In the context of this invention, the sensitivity of tumor cell growth is defined as high ("sensitive") if the tumor cell is inhibited with an EC50 (half-maximal effective concentration) of less than 1 μΜ, and low (i.e., resistant) if the tumor cell is inhibited with an EC50 of greater than 10 μΜ. Sensitivities between these values are considered intermediate.
The term EC50 (half maximal effective concentration) refers to the concentration of agent that induces a response halfway between the baseline and maximum for the specified exposure time, and is used as a measure of the compound's potency.

Claims

1. A method of treating NSCLC in a patient having an NSCLC tumor or tumor metastasis having an activating EGFR mutation and expressing a mutant EGFR, comprising administering to the patient a therapeutically effective regimen comprising OSI-906 and an EGFR tyrosine kinase inhibitor.
2. The method of Claim 1 , wherein the NSCLC has an acquired resistance to EGFR inhibitor treatment.
3. The method of Claim 2, wherein cells of the NSCLC have an epithelial phenotype.
4. The method of Claim 3, wherein the EGFR inhibitor comprises erlotinib.
5. The method of Claim 4, wherein the NSCLC is in advanced stage NIB or stage IV.
6. The method of Claim 4, wherein the erlotinib is administered at about 50-300 mg QD.
7. The method of Claim 4, wherein the erlotinib is administered at about 150 mg QD.
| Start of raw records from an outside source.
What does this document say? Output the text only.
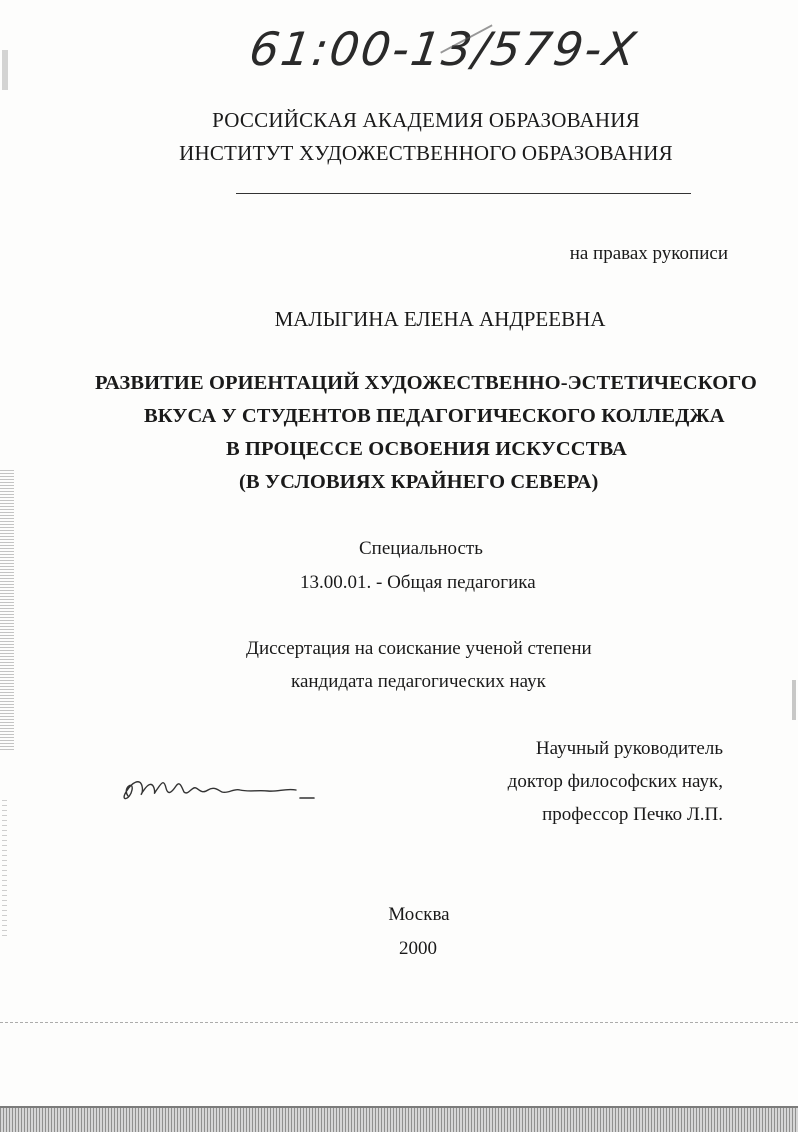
61:00-13/579-Х

РОССИЙСКАЯ АКАДЕМИЯ ОБРАЗОВАНИЯ

ИНСТИТУТ ХУДОЖЕСТВЕННОГО ОБРАЗОВАНИЯ

на правах рукописи

МАЛЫГИНА ЕЛЕНА АНДРЕЕВНА

РАЗВИТИЕ ОРИЕНТАЦИЙ ХУДОЖЕСТВЕННО-ЭСТЕТИЧЕСКОГО

ВКУСА У СТУДЕНТОВ ПЕДАГОГИЧЕСКОГО КОЛЛЕДЖА

В ПРОЦЕССЕ ОСВОЕНИЯ ИСКУССТВА

(В УСЛОВИЯХ КРАЙНЕГО СЕВЕРА)

Специальность

13.00.01. - Общая педагогика

Диссертация на соискание ученой степени

кандидата педагогических наук

Научный руководитель

доктор философских наук,

профессор Печко Л.П.

Москва

2000
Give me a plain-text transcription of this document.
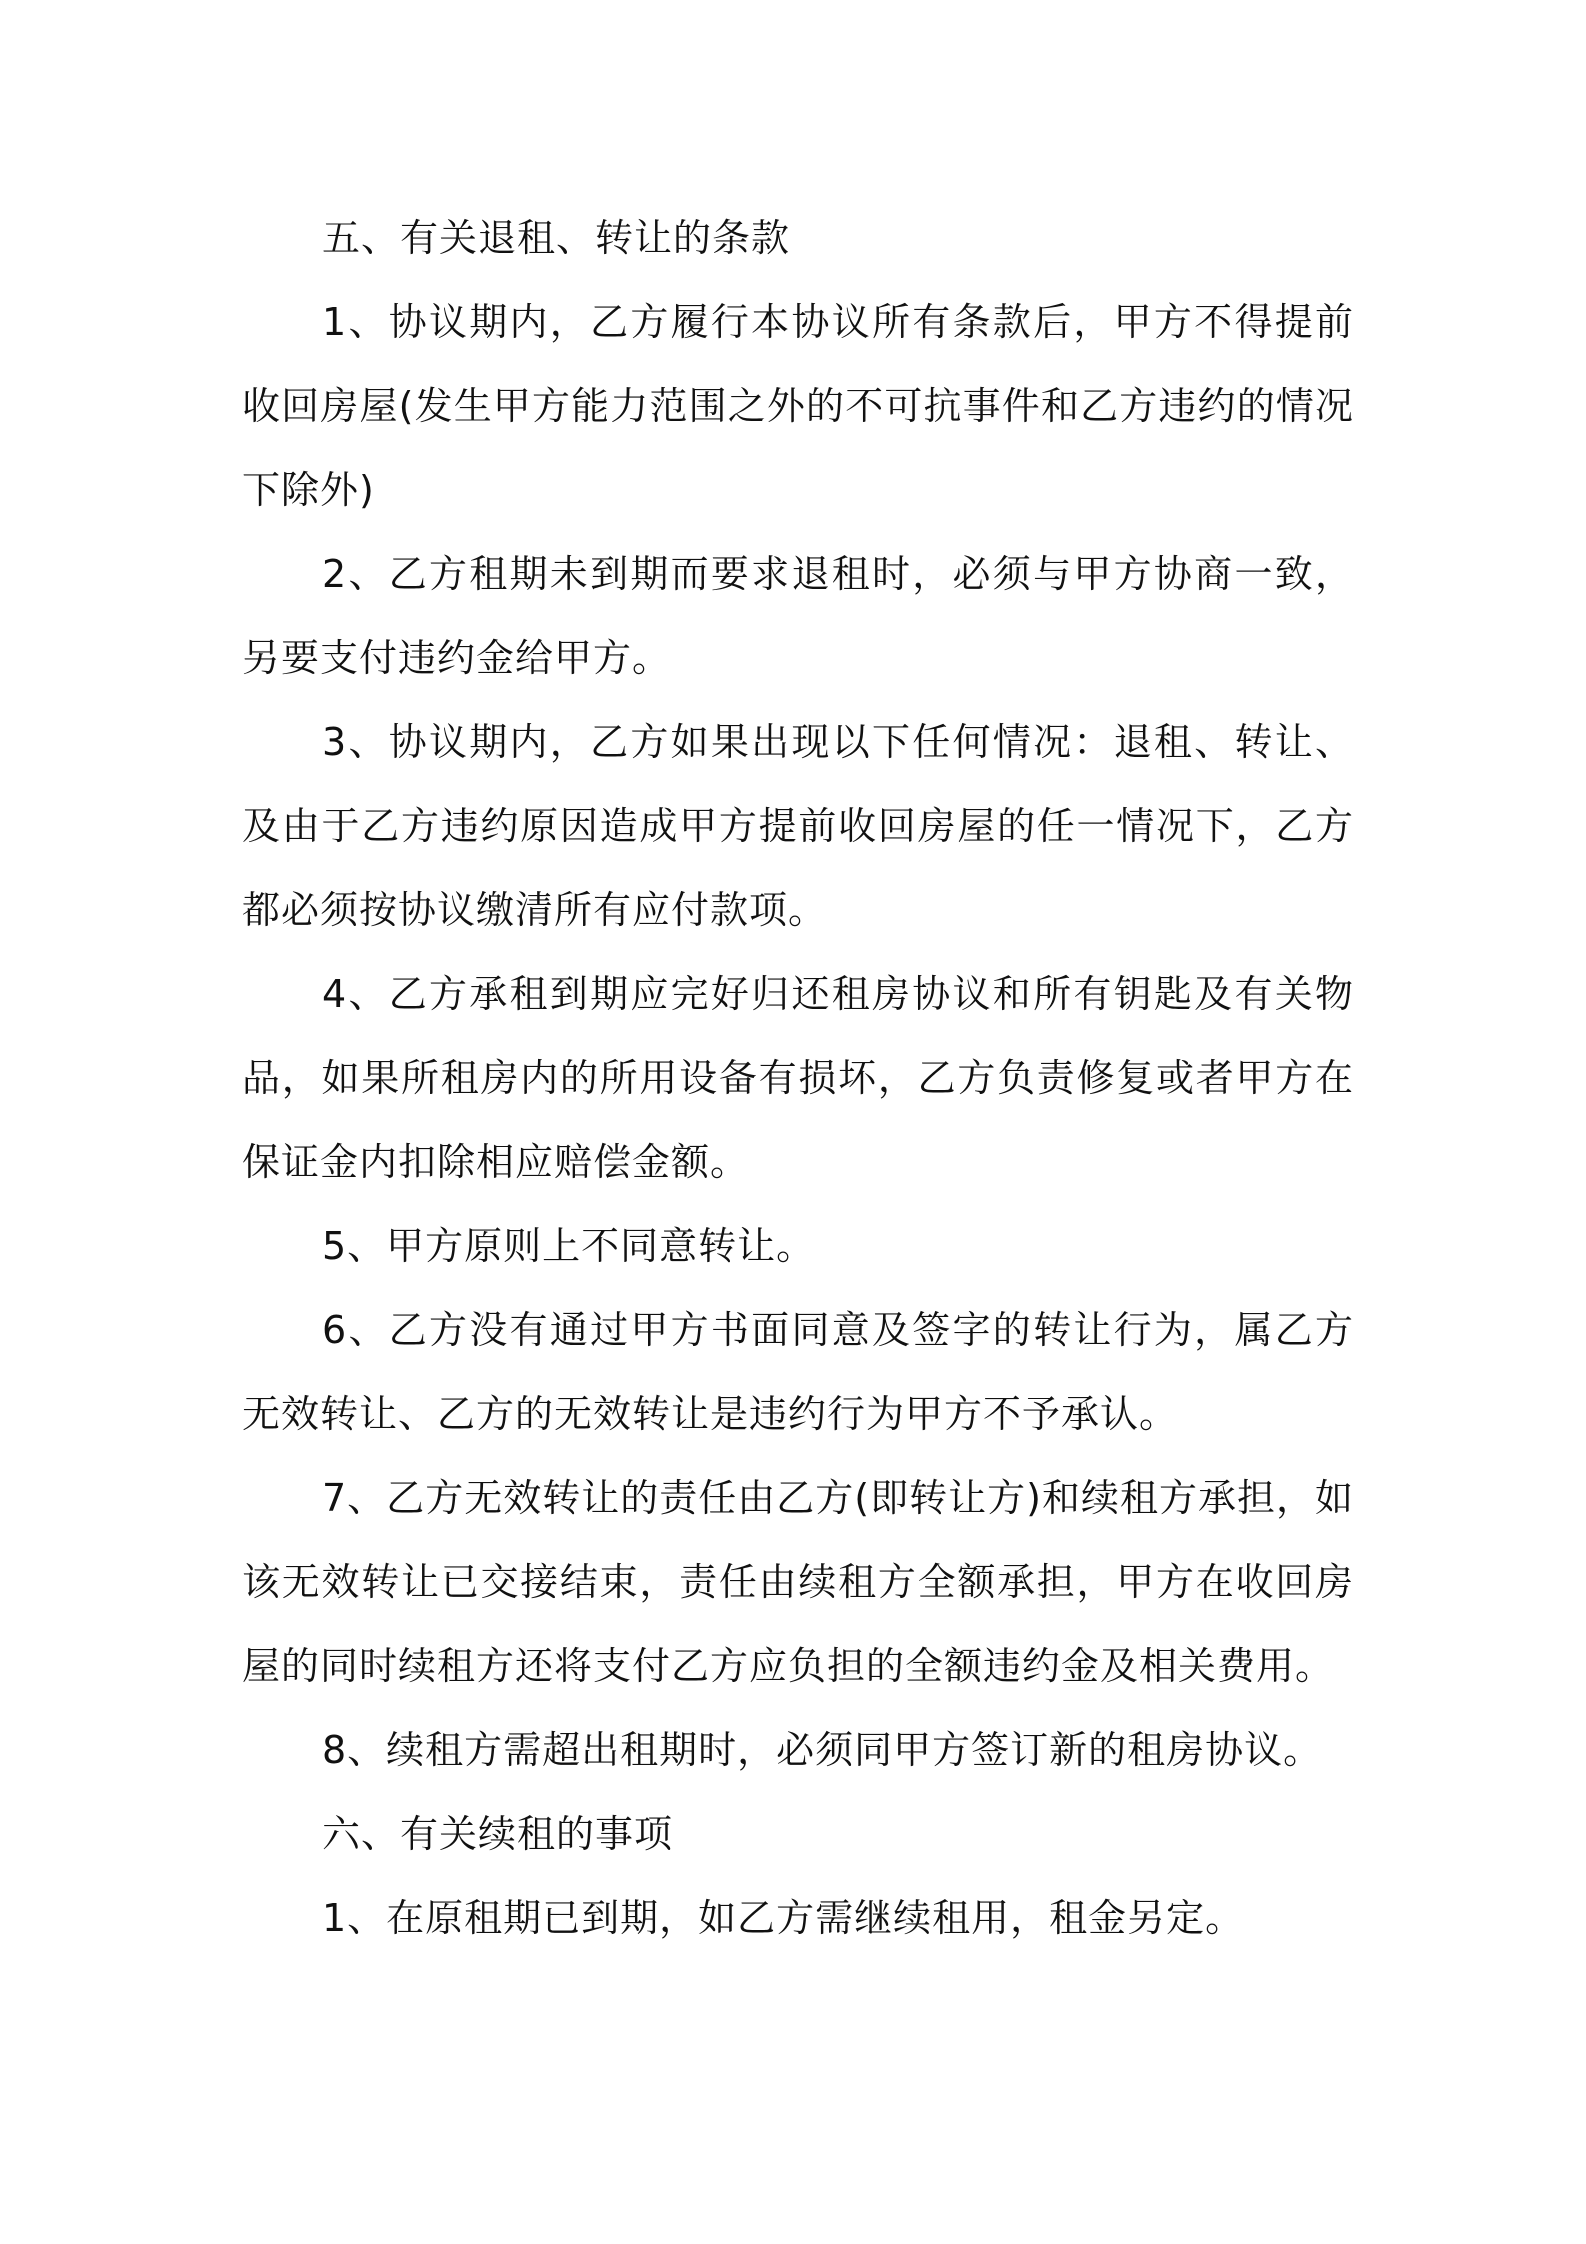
五、有关退租、转让的条款

1、协议期内，乙方履行本协议所有条款后，甲方不得提前收回房屋(发生甲方能力范围之外的不可抗事件和乙方违约的情况下除外)

2、乙方租期未到期而要求退租时，必须与甲方协商一致，另要支付违约金给甲方。

3、协议期内，乙方如果出现以下任何情况：退租、转让、及由于乙方违约原因造成甲方提前收回房屋的任一情况下，乙方都必须按协议缴清所有应付款项。

4、乙方承租到期应完好归还租房协议和所有钥匙及有关物品，如果所租房内的所用设备有损坏，乙方负责修复或者甲方在保证金内扣除相应赔偿金额。

5、甲方原则上不同意转让。

6、乙方没有通过甲方书面同意及签字的转让行为，属乙方无效转让、乙方的无效转让是违约行为甲方不予承认。

7、乙方无效转让的责任由乙方(即转让方)和续租方承担，如该无效转让已交接结束，责任由续租方全额承担，甲方在收回房屋的同时续租方还将支付乙方应负担的全额违约金及相关费用。

8、续租方需超出租期时，必须同甲方签订新的租房协议。

六、有关续租的事项

1、在原租期已到期，如乙方需继续租用，租金另定。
8. The method of any one of Claims 4-7, wherein the erlotinib is administered about one hour before or about two hours after the patient eats food.
9. The method of any one of Claims 1-7, wherein the OSI-906 is administered at about 75-300 mg BID.
10. The method of any one of Claims 1-7, wherein the OSI-906 is administered at about 150 mg BID.
1 1 . The method of any one of Claims 1-7, wherein the OSI-906 is administered with food or less than about two hours after food consumption or less than about one half hour before food consumption by the patient.
12. The method of any one of Claims 1-7, wherein the patient survives at least about one year from starting the method.
13. The method of any one of Claims 1-7, wherein the patient experiences stable disease partial response for at least about one half year from starting the method.
14. The method of any one of Claims 1-7, wherein the OSI-906 and the EGFR inhibitor together produce a synergistic anti-tumor effect.